LINCOLN — Austin Allen learned the lesson during his first college football season. The only way to be at peak performance for weekends is to do the little stuff all the week.
That’s recovering properly after games. Good nutrition. Lots of sleep. Going full speed in practice when the 5:30 a.m. wakeup call hits like a blitzing linebacker.
“It’s physical, Big Ten football,” said Allen, the fifth-year Nebraska tight end. “Your body’s going to feel like crap for a couple days. But you’ve got to grind through it, and your body will feel right by Saturday and you’ve got to trust that the strength staff and the coaching staff is going to get you to that point.”
Nebraska still has five regular-season games left but is preparing for Minnesota as the last of eight straight contests before a bye. The Huskers have two more “two-game seasons” after that — home tilts with Purdue and Ohio State followed by a Nov. 13 bye and Wisconsin and Iowa to finish.
Playing eight consecutive weekends isn’t unheard of for college football, or even Nebraska. Big Red played 12 straight weeks in 2018 when it had to fill its scheduled bye following the canceled opener. It went seven in a row the last two years, and 11 straight in 2015.
A little time off will be welcome when it arrives, the Huskers said. Until then, they have a job to do.
“We have one game until a bye week,” quarterback Adrian Martinez said. “I know the team knows that and we’re going to push through.”
Martinez — still sporting an injured jaw from a hit he took at Michigan State two weeks ago — said no one is truly 100% once the season gets going. Not staying up on physical and mental maintenance during the fall might not have immediate effects, but this is when those consequences begin to come due.
Sixth-year defensive lineman Ben Stille, 23, said he’s in bed by 8 p.m. most nights in order to get 10 hours of sleep. That will certainly be his approach now following a physical game against Michigan in which he stayed down on the turf after a fourth-quarter play.

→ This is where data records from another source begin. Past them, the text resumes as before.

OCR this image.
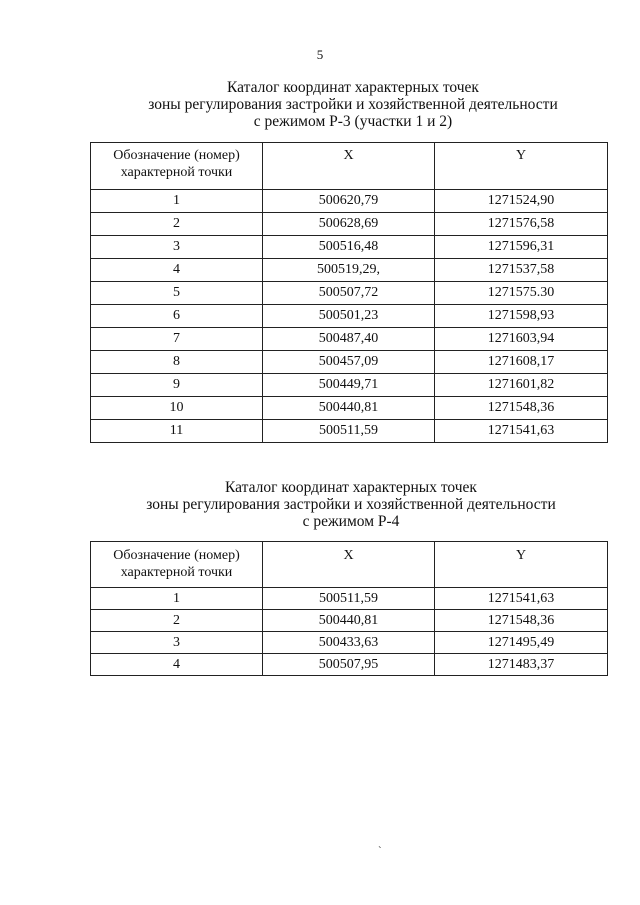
5
Каталог координат характерных точек
зоны регулирования застройки и хозяйственной деятельности
с режимом Р-3 (участки 1 и 2)
Обозначение (номер)
характерной точки	X	Y
1	500620,79	1271524,90
2	500628,69	1271576,58
3	500516,48	1271596,31
4	500519,29,	1271537,58
5	500507,72	1271575.30
6	500501,23	1271598,93
7	500487,40	1271603,94
8	500457,09	1271608,17
9	500449,71	1271601,82
10	500440,81	1271548,36
11	500511,59	1271541,63
Каталог координат характерных точек
зоны регулирования застройки и хозяйственной деятельности
с режимом Р-4
Обозначение (номер)
характерной точки	X	Y
1	500511,59	1271541,63
2	500440,81	1271548,36
3	500433,63	1271495,49
4	500507,95	1271483,37
`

The former Ashland-Greenwood standout said he does it all for football. He has the rest of his life to stay up late. Right now every game and practice is a thing unto itself.
“I could care less (about the bye),” Stille said. “We could play 16 weeks straight. It’s obviously going to be welcomed. It’s good for any team to be able to de-load a little bit. (But) that’s the last thing we care about right now.”
Other players echoed the sentiment Monday. Punter William Przystup said he didn’t know Nebraska had any kind of bye week this year following the condensed COVID campaign. Defensive lineman Ty Robinson said he’ll be ready to roll again — schoolwork and movies keep him mentally fresh. Junior 325-pound defensive lineman Damion Daniels said he’s holding up well physically despite a career-high usage.
Said left tackle Turner Corcoran: “It’s been a grind … but we’re really ready for this challenge next week with Minnesota.”
Monday practices typically include good-on-good periods full of hits and popping gear. Scott Frost had players remove their pads this week, and he said they responded with a clean day of work. He also reminded the team that anyone with NFL aspirations will get one week off while navigating multiple preseason games and a 17-game season at the pro level.
“Eight weeks is a lot for college football,” Frost said. “But our guys got plenty of gas in them.”
Frost likened the Minnesota task to running the last of 20 sprints. The 20th one isn’t the hardest — the 16th, 17th and 18th are.
Minnesota, meanwhile, is coming off a bye after playing five weeks in a row. It has proven the last two years to be the tougher group. It clobbered NU 34-7 on a frigid Minneapolis night in 2019 and then won 24-17 in Lincoln last year as a 10-point underdog despite missing 33 players because of injuries or COVID-related issues.
Allen said he doesn’t see it as the Gophers being more rested. Nebraska is like a marathon runner ready to kick for the home stretch before receiving some relief.
With the hourglass of the season continuing to empty, there’s a sense of urgency among the team. There's precious little time left for the program turnaround they all believe can still happen.